The application was made on the ground that the plaintiff in error desired to take the deposition of Peck, by whom he expected to prove that he had not agreed to pay any of these outstanding liabilities as a part consideration for the purchase of said stock of goods. The record shows that this cause was first tried before a justice of the peace and judgment rendered for Meyer, from which plaintiff in error appealed to the district court, where it was again tried, in 1897. This trial also resulted in a verdict for Meyer. A new trial was granted, and the cause continued until the. March, 1898, term. At that term, upon application of plaintiff in error, the cause was *527continued until the June, 1898, term of said court.
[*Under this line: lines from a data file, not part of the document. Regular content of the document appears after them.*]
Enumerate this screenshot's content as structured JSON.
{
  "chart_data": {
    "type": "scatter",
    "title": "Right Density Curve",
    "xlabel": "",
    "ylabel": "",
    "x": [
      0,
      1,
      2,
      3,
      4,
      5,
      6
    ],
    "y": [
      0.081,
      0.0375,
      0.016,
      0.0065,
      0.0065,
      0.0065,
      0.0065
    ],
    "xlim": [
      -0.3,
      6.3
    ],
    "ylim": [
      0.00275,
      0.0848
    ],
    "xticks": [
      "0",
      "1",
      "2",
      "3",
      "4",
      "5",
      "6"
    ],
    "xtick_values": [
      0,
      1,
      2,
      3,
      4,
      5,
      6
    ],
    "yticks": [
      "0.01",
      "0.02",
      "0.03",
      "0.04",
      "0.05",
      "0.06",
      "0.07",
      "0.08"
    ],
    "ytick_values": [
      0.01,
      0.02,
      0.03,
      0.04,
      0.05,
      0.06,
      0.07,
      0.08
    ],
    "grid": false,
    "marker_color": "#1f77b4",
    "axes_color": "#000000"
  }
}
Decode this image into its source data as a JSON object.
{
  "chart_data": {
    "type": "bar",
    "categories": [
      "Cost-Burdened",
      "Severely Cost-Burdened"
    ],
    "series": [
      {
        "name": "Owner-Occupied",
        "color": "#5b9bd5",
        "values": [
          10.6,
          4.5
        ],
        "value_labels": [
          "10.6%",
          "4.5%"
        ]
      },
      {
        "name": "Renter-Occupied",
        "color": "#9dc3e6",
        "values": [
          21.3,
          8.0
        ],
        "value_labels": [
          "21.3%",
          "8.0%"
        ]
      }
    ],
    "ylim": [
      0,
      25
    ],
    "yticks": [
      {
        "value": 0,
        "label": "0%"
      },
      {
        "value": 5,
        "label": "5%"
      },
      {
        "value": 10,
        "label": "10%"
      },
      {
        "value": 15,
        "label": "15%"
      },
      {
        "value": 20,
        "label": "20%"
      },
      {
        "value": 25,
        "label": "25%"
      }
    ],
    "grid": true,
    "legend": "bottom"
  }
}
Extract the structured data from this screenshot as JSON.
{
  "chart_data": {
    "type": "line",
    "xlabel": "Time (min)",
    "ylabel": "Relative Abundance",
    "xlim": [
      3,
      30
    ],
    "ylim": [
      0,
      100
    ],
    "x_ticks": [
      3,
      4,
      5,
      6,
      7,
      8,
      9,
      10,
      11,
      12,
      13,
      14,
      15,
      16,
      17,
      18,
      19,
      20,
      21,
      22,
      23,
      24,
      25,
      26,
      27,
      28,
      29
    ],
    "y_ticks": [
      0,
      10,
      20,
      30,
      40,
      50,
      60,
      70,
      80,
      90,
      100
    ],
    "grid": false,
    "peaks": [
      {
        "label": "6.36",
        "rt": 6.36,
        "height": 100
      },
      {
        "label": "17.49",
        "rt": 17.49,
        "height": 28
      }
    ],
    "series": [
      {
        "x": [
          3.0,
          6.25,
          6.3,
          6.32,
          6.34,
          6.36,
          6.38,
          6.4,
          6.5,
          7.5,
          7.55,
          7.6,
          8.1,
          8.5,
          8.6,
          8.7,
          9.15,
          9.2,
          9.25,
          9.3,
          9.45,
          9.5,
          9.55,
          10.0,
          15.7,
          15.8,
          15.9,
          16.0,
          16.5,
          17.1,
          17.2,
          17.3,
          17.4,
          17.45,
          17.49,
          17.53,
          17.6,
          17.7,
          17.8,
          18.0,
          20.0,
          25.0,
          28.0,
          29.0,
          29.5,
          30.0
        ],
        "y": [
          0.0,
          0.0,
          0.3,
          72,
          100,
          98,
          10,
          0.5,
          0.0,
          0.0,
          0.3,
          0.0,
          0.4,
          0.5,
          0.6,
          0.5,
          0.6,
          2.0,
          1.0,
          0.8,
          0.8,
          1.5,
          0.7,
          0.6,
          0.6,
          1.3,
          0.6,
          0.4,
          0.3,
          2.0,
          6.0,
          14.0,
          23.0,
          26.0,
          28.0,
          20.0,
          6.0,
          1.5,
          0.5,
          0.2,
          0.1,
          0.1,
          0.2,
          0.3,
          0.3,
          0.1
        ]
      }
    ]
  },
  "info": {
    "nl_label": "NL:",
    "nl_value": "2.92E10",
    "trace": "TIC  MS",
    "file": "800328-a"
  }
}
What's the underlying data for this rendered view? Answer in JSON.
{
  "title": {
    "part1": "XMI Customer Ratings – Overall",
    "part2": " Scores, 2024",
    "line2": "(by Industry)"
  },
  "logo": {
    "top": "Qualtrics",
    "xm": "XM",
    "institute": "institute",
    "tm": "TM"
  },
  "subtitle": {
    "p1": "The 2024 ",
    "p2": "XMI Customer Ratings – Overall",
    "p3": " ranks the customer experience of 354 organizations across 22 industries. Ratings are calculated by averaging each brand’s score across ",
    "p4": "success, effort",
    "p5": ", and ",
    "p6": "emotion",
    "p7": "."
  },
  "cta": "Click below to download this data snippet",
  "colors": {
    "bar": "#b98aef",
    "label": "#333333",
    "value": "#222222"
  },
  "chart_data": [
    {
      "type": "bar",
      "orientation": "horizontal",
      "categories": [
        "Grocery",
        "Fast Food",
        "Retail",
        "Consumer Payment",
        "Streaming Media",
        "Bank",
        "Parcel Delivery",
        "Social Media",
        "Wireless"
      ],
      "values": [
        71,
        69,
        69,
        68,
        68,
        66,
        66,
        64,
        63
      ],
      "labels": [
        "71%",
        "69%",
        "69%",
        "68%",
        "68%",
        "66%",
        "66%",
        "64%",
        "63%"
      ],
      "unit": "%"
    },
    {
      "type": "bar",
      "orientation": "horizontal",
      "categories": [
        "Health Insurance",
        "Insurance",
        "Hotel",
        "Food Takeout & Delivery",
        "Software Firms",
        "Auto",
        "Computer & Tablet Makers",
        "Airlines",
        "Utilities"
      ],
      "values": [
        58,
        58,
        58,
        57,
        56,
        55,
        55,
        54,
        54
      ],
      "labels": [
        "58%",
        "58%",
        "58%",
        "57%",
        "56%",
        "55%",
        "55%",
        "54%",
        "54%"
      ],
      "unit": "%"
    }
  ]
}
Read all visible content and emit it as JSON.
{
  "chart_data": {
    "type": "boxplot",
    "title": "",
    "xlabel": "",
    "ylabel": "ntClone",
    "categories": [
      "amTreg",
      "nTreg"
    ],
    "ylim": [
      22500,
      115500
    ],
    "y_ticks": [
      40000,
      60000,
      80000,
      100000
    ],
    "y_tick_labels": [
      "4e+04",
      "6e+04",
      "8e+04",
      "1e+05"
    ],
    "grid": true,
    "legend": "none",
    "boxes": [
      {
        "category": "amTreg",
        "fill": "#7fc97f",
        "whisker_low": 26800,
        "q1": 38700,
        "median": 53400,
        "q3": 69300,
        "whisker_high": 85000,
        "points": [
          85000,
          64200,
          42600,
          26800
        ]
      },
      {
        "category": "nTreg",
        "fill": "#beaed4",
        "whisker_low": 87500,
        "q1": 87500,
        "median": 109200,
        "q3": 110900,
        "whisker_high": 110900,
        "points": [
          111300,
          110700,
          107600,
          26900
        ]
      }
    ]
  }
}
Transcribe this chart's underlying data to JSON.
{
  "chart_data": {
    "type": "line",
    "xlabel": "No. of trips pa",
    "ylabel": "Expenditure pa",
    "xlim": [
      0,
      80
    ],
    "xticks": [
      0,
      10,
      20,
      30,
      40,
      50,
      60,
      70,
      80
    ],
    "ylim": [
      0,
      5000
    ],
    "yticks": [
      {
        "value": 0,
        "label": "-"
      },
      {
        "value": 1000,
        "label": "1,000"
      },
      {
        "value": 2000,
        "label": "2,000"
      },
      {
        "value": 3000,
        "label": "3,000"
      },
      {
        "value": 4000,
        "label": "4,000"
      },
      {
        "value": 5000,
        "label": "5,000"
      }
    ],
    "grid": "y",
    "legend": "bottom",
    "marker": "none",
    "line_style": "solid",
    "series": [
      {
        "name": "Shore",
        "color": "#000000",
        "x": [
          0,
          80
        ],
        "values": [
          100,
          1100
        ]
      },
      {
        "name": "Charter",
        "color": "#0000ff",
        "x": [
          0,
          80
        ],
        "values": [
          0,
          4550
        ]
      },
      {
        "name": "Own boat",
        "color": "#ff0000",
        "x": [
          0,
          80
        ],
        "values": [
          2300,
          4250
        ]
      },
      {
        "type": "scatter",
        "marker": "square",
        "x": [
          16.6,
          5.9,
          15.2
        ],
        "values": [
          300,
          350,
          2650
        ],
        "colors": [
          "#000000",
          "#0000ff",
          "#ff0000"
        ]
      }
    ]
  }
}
The application for the continuance, of the refusal of which plaintiff complains, stated that Peck, whose deposition he desired to take, and by whom he expected to prove that he had not agreed to pay any of the accounts in suit, was a traveling man, and that his home was in Hiawatha, Kan.; that plaintiff in error had given notice to take his deposition on June 17, 1898, but failed at that time to get service on Peck, and that he had again served notice and expected to take his deposition on June 20. This action had been pending more than a year and had been twice tried, and one continuance had at the request of plaintiff in error. He was therefore familiar with the issues in question, and knew by whom he could prove this defense. There was no reason given why he had not procured this evidence long before the convening of that term of court. In failing to do so, we think he was guilty of negligence, and that the order of the court in refusing to grant him a continuance was not error.

The second contention is that this cause ought to be reversed for the reason that the plaintiff below was not the real party in interest. This contention cannot be sustained. The plaintiff’s bill of particulars contained several causes of action, one of which was on an account for merchandise sold by himself to Peck. As to this cause of action he was the real party in interest and could maintain an action. It is claimed, however, that, as to the other causes of action on the accounts assigned to the plaintiff below, he had no beneficial interest. It will be observed that the verification of defendant’s answer only covered the allegations on the first and second pages thereof. The execution of the assignment was not included in these *528special denials. The recital in the record states that the general denial was on the third page of the answer. It appears, therefore, that the general denial was not verified ; consequently the execution of the written assignment of the several accounts to Meyer was admitted. Under this state of the pleading, the defense that Meyer was not the real party in interest — that the assignment was only colorable, and that he had no such beneficial interest as would entitle him to maintain the action — was new matter, and should have been pleaded before evidence is admissible tending to prove such defense. There was no error in excluding the evidence upon this point, and, for the same reasons, the instructions complained of were not prejudicial to plaintiff in error. Whether the plaintiff holding the legal title to an unsettled account, but having no beneficial interest therein, is the real party in interest, we do not decide.

There are other complaints, such as misconduct of the jury and the refusal of the court to admit in evidence a written ex parte statement of Peck, but we find no merit in them.

The judgment of the court below is affirmed.

Doster, O. J., Johnston, Pollock, JJ., concurring.